The Germans now were in a wild state of panic, scurrying about, trying to find the direction from which the fire was raining down upon them. I’d reloaded and was able to kill four more before the krauts finally realized it was coming from behind them, and then they swung around and began to return fire. I had to duck down behind the wall as rounds zipped overhead and sent fragments of bricks and red dust raining down on me. At least one machine gun had opened up on my position. I took out a grenade and tossed it down the hill, more simply to create a diversion. I used the explosion to crawl east along the wall for twenty-five meters, so as not to present the same target. Besides my remaining grenade, I had only four rounds left. Cautiously I peered through debris covering what had once been a window. With my field glasses, I scanned the area below and to the west. Still nothing. The Germans continued to lay down a murderous fire, and I was about to abandon the mission, turn and make my way back to the sewer, when something caught my eye. About seventy-five meters away, in what was left of a stairwell of a building, two stories off the ground, I saw the tell-tale glint of sunlight off metal. When I looked more closely I recognized it as a rifle barrel, then a scope. As I continued to inspect it, I was able to make out a hand attached to the rifle, next a finger wrapped around a trigger, and finally, behind that, the crest of a field cap projecting just above some bricks.
There he was. My sniper
.

Doubtless he’d heard the commotion and had swung around and was searching behind the German lines. Searching for
me
. In fact, the barrel seemed aimed right at me. Had he spotted me? I wondered. Should I make a run for it? Instead, recalling the time I’d been caught in the tree, I decided to take my chances and remain perfectly still. I waited for the bullet that would slam into me, but after a moment, I saw him move his scope to my right, up the hill, hunting. This gave me all the opportunity I needed. I slowly brought my rifle up and into position. He didn’t present much of a target. Just the top half of his
field cap. That would have to be enough. I flicked the safety off and took aim at a point just below the crest of the hat. I breathed in, blew out, breathed in again and held my breath. Then I fired. I could feel the bullet strike home even before I saw the spray of blood against the wall behind him, saw the rifle barrel drop from the hand that held it and fall to the ground below.

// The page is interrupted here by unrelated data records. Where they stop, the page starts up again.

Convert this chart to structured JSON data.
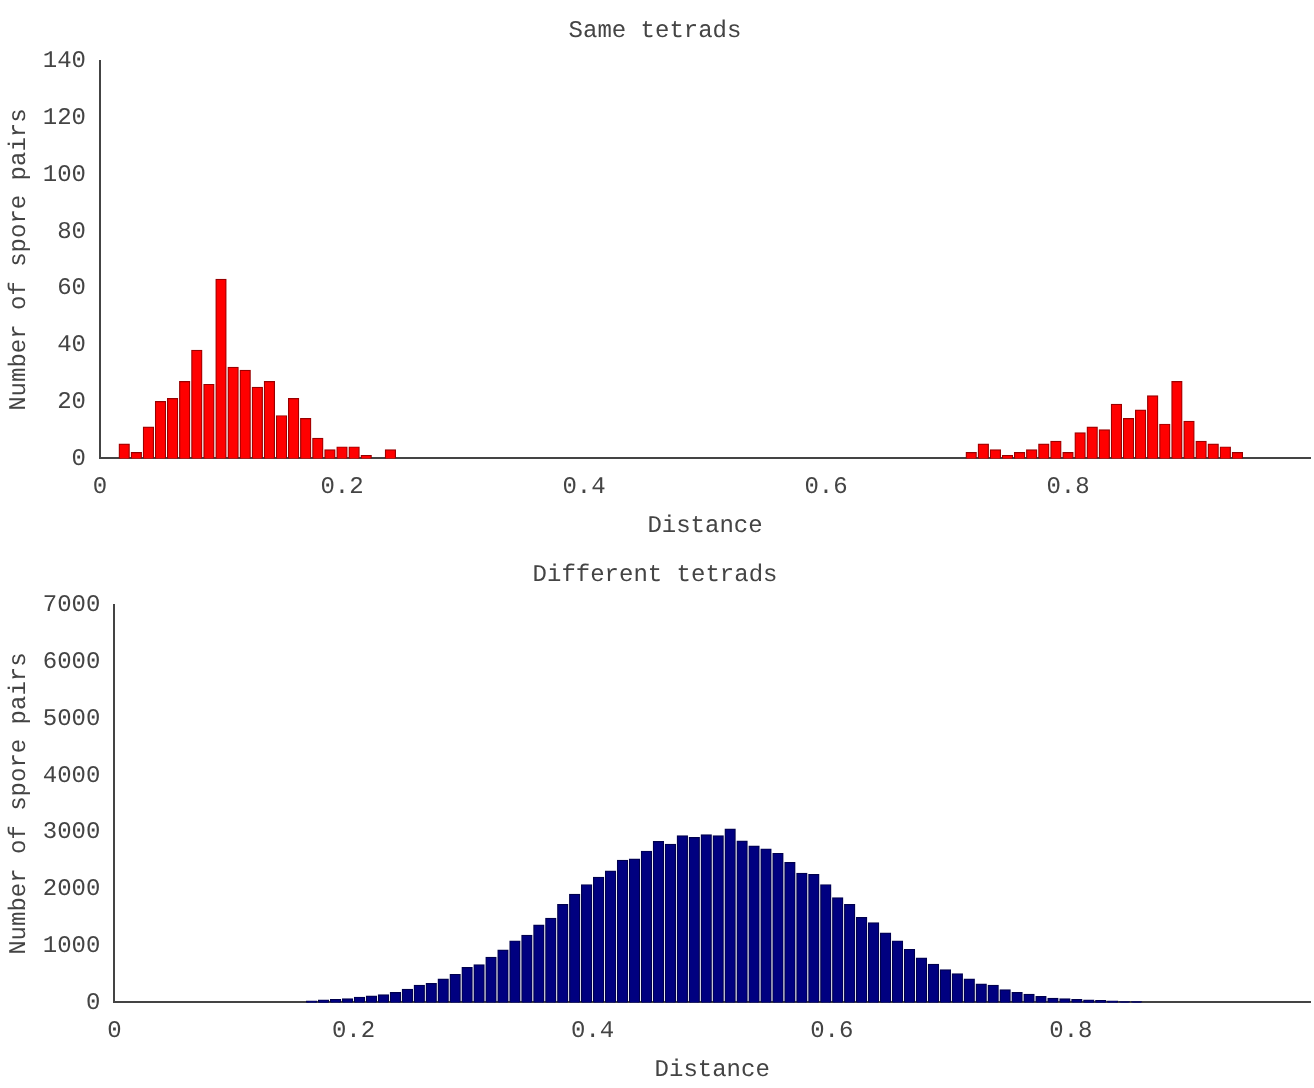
{
  "chart_data": [
    {
      "type": "bar",
      "title": "Same tetrads",
      "xlabel": "Distance",
      "ylabel": "Number of spore pairs",
      "color": "#ff0000",
      "x": [
        0.02,
        0.03,
        0.04,
        0.05,
        0.06,
        0.07,
        0.08,
        0.09,
        0.1,
        0.11,
        0.12,
        0.13,
        0.14,
        0.15,
        0.16,
        0.17,
        0.18,
        0.19,
        0.2,
        0.21,
        0.22,
        0.24,
        0.72,
        0.73,
        0.74,
        0.75,
        0.76,
        0.77,
        0.78,
        0.79,
        0.8,
        0.81,
        0.82,
        0.83,
        0.84,
        0.85,
        0.86,
        0.87,
        0.88,
        0.89,
        0.9,
        0.91,
        0.92,
        0.93,
        0.94
      ],
      "values": [
        5,
        2,
        11,
        20,
        21,
        27,
        38,
        26,
        63,
        32,
        31,
        25,
        27,
        15,
        21,
        14,
        7,
        3,
        4,
        4,
        1,
        3,
        2,
        5,
        3,
        1,
        2,
        3,
        5,
        6,
        2,
        9,
        11,
        10,
        19,
        14,
        17,
        22,
        12,
        27,
        13,
        6,
        5,
        4,
        2
      ],
      "xlim": [
        0,
        1
      ],
      "xticks": [
        0,
        0.2,
        0.4,
        0.6,
        0.8
      ],
      "ylim": [
        0,
        140
      ],
      "yticks": [
        0,
        20,
        40,
        60,
        80,
        100,
        120,
        140
      ]
    },
    {
      "type": "histogram",
      "title": "Different tetrads",
      "xlabel": "Distance",
      "ylabel": "Number of spore pairs",
      "color": "#000080",
      "bins": [
        0.16,
        0.17,
        0.18,
        0.19,
        0.2,
        0.21,
        0.22,
        0.23,
        0.24,
        0.25,
        0.26,
        0.27,
        0.28,
        0.29,
        0.3,
        0.31,
        0.32,
        0.33,
        0.34,
        0.35,
        0.36,
        0.37,
        0.38,
        0.39,
        0.4,
        0.41,
        0.42,
        0.43,
        0.44,
        0.45,
        0.46,
        0.47,
        0.48,
        0.49,
        0.5,
        0.51,
        0.52,
        0.53,
        0.54,
        0.55,
        0.56,
        0.57,
        0.58,
        0.59,
        0.6,
        0.61,
        0.62,
        0.63,
        0.64,
        0.65,
        0.66,
        0.67,
        0.68,
        0.69,
        0.7,
        0.71,
        0.72,
        0.73,
        0.74,
        0.75,
        0.76,
        0.77,
        0.78,
        0.79,
        0.8,
        0.81,
        0.82,
        0.83,
        0.84,
        0.85,
        0.86
      ],
      "values": [
        20,
        40,
        50,
        60,
        90,
        110,
        130,
        170,
        230,
        300,
        330,
        410,
        490,
        610,
        660,
        790,
        920,
        1080,
        1180,
        1360,
        1480,
        1720,
        1900,
        2070,
        2200,
        2310,
        2500,
        2520,
        2660,
        2830,
        2780,
        2930,
        2900,
        2950,
        2930,
        3050,
        2840,
        2750,
        2700,
        2620,
        2460,
        2270,
        2250,
        2070,
        1840,
        1720,
        1490,
        1400,
        1220,
        1080,
        930,
        780,
        670,
        570,
        500,
        410,
        320,
        300,
        220,
        170,
        140,
        100,
        70,
        60,
        50,
        40,
        30,
        20,
        10,
        10
      ],
      "xlim": [
        0,
        1
      ],
      "xticks": [
        0,
        0.2,
        0.4,
        0.6,
        0.8
      ],
      "ylim": [
        0,
        7000
      ],
      "yticks": [
        0,
        1000,
        2000,
        3000,
        4000,
        5000,
        6000,
        7000
      ]
    }
  ]
}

Though I didn’t know it then, it would be my last kill.

The others now knew my position and started to fire on me. I returned fire until I ran out of ammo, then took out my pistol and shot until it was empty too. At that point, I got up and, in a crouch, started running back toward the sewer. That’s when I heard the familiar, high-pitched scream of a mortar descending to earth. I didn’t hear the blast—one never does—but felt myself pitched forward and then slammed headlong into the ground. I lay there momentarily on my side, dazed, my ears ringing, the coppery taste of blood in my mouth. My teeth felt loose from the impact. Turning my head slightly, I saw a jagged piece of blue sky off by itself, as if the sky too had been shattered by the blast. I stared at it with a vague curiosity. My right arm lay beneath me, at an odd angle. Yet I didn’t feel any pain. I didn’t feel much of anything, in fact. There was a burning low in my belly, the sensation of something warm running down along my side, soaking my tunic. Then I heard muffled voices. I couldn’t tell whether they were speaking German or Russian, but I knew they were getting nearer. Get up, I told myself. Get up or you will die. Despite this warning, I didn’t move. I felt so tired, so weary suddenly, as if all the fighting and killing, all the war, had only now caught up with me. I just wanted to close my eyes and sleep for a long while.